‘What was it’, I asked, ‘that drew publicans to greyhound racing?’ It was a question that puzzled me ever since my young days when local publicans, most prominently Louis O’Mara, Barney Dunne, Michael Noonan and his younger brother Des, were involved in the sport. I could not remember a morning without witnessing greyhounds being walked to and from their training gallop in nearby fields on the Carlow Road. My question was addressed to Michael Noonan, now retired after a lifetime serving customers in his pub at Stanhope Street. Not even an unsurpassed knowledge of greyhound racing could give the answer to my question, but as Michael mused on the issue it struck me that perhaps the enclosed, almost claustrophobic working conditions of Irish pub life encouraged an interest in a sport which required regular, nearly daily, exercise of dogs in the Irish countryside.
Michael Noonan, now in his 82nd year, comes from a background immersed in greyhound racing. His Limerick based grandfather was involved with greyhounds and of course his father Michael is remembered while stationed as a Garda in Athy as a keen participant in the sport. It was Garda Michael Noonan’s good fortune to acquire a greyhound, which although only a moderate race dog subsequently became a famous and extremely valuable stud dog. ‘Bellas Prince’ was bought as a stud dog and Garda Noonan was in time able to retire and purchase a public house in Stanhope Street, such was the financial success resulting from ‘Bellas Prince’ stud career.
The pub was acquired in the mid 1940s and the Noonan family which lived in No. 3 St. Patrick’s Avenue moved to Stanhope Street. It would be the Noonan family home for the next 60 years or so. Michael, whom I had the pleasure of meeting last week, attended the local Christian Brothers School at a time when Brother Nelson was the superior. He played Gaelic football for the school team and togged out for Athy Gaelic Football Club at all levels from minor to senior grade. Michael’s success as a footballer was recognised by the Kildare County Board and he figured on Kildare County teams at minor, junior and senior levels. Michael later succumbed to approaches made by Rheban’s Club Secretary Tom Moore to transfer to Tom’s beloved Rheban G.F.C. How long that involvement lasted I forgot to ask but I am sure it was longer than the one year commitment which I gave to Rheban in my early playing days.

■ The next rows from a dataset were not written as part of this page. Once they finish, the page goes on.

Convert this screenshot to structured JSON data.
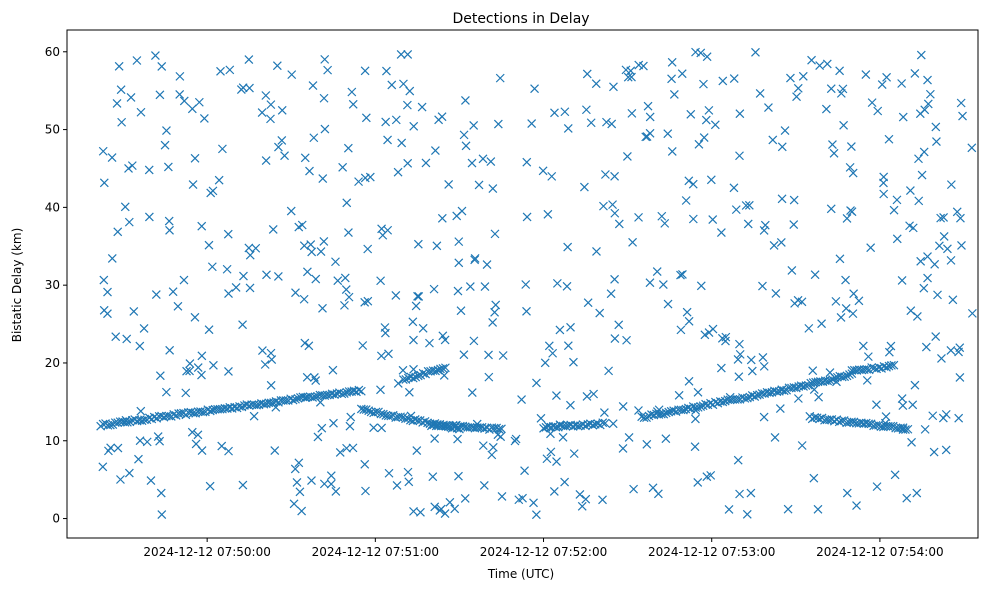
{
  "chart_data": {
    "type": "scatter",
    "title": "Detections in Delay",
    "xlabel": "Time (UTC)",
    "ylabel": "Bistatic Delay (km)",
    "marker": "x",
    "color": "#1f77b4",
    "grid": false,
    "legend": null,
    "x_tick_labels": [
      "2024-12-12 07:50:00",
      "2024-12-12 07:51:00",
      "2024-12-12 07:52:00",
      "2024-12-12 07:53:00",
      "2024-12-12 07:54:00"
    ],
    "y_ticks": [
      0,
      10,
      20,
      30,
      40,
      50,
      60
    ],
    "xlim": [
      "2024-12-12 07:49:10",
      "2024-12-12 07:54:35"
    ],
    "ylim": [
      -2.5,
      62.8
    ],
    "tracks": [
      {
        "x_start": "2024-12-12 07:49:22",
        "x_end": "2024-12-12 07:50:55",
        "y_start": 12.0,
        "y_end": 16.5
      },
      {
        "x_start": "2024-12-12 07:50:55",
        "x_end": "2024-12-12 07:51:30",
        "y_start": 14.0,
        "y_end": 11.5
      },
      {
        "x_start": "2024-12-12 07:51:10",
        "x_end": "2024-12-12 07:51:25",
        "y_start": 17.8,
        "y_end": 19.5
      },
      {
        "x_start": "2024-12-12 07:51:20",
        "x_end": "2024-12-12 07:51:45",
        "y_start": 12.0,
        "y_end": 11.5
      },
      {
        "x_start": "2024-12-12 07:52:00",
        "x_end": "2024-12-12 07:52:22",
        "y_start": 11.7,
        "y_end": 12.2
      },
      {
        "x_start": "2024-12-12 07:52:35",
        "x_end": "2024-12-12 07:53:25",
        "y_start": 13.0,
        "y_end": 16.5
      },
      {
        "x_start": "2024-12-12 07:53:25",
        "x_end": "2024-12-12 07:53:50",
        "y_start": 16.5,
        "y_end": 18.5
      },
      {
        "x_start": "2024-12-12 07:53:35",
        "x_end": "2024-12-12 07:54:10",
        "y_start": 13.0,
        "y_end": 11.5
      },
      {
        "x_start": "2024-12-12 07:53:50",
        "x_end": "2024-12-12 07:54:05",
        "y_start": 19.0,
        "y_end": 19.6
      }
    ],
    "clutter_points": 640,
    "clutter_y_range": [
      0.5,
      60
    ],
    "clutter_x_range": [
      "2024-12-12 07:49:22",
      "2024-12-12 07:54:33"
    ]
  }
}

Again my transfer from Athy to Rheban was at my Offaly Street neighbour’s suggestion, but not even good hearted Tom Moore felt it worthwhile to continue the alignment beyond 12 months so I soon ended back in Athy G.F.C.
Some years ago I took notice for the first time of Michael Noonan’s fine tenor voice. It was on an occasion in St. Dominic’s Church and prompted me to marvel at the quality of his singing which drew comparisons with another fine local singer, Charlie Prendergast. I discovered that Michael sang with the Dominican Church Choir for some years and occasionally with the choir of St. Michael’s Parish Church. He was also involved in a number of shows in the early 1960s, including the Shopkeepers Show put on in St. John’s Hall as part of the Church Development Fund campaign organised by the late Fr. Joe Corbett.
Michael spent his entire working life in the Stanhope Street pub, where a 24 hour day, 7 day week commitment was required. The publican’s life was never an easy one and the many changes we have seen in recent times in Athy’s bar business is an indication of the unforgiving demands of a job which makes no allowances for family or social life. Nevertheless Michael who retired six years ago has many happy memories of his long working life.
Michael’s wife Helen, formerly a Cullen from the Narraghmore area, showed me a number of photographs featuring Michael in his footballing days. One photograph was of particular interest and it accompanies this article. It shows what I believe were the victorious St. Joseph’s football team following its success in a street league competition run by Athy G.F.C. The photograph was dated 1949, but unfortunately the Geraldine Club’s records for that year are not available. A St. Joseph’s team from 1947 included Jim McEvoy, Joe O’Neill, Eamon Kavanagh and Michael Noonan, all of whom are seen in this photograph. Can anyone help to put names on the other players and spectators of 62 years ago?
Gaelic football and greyhound racing were a major part of Michael’s sporting and social life and they gave him great enjoyment and wonderful memories which he shared with me last week. His greatest joy is undoubtedly his family which now includes several grandchildren, in addition to his son, four daughters and his charming wife Helen.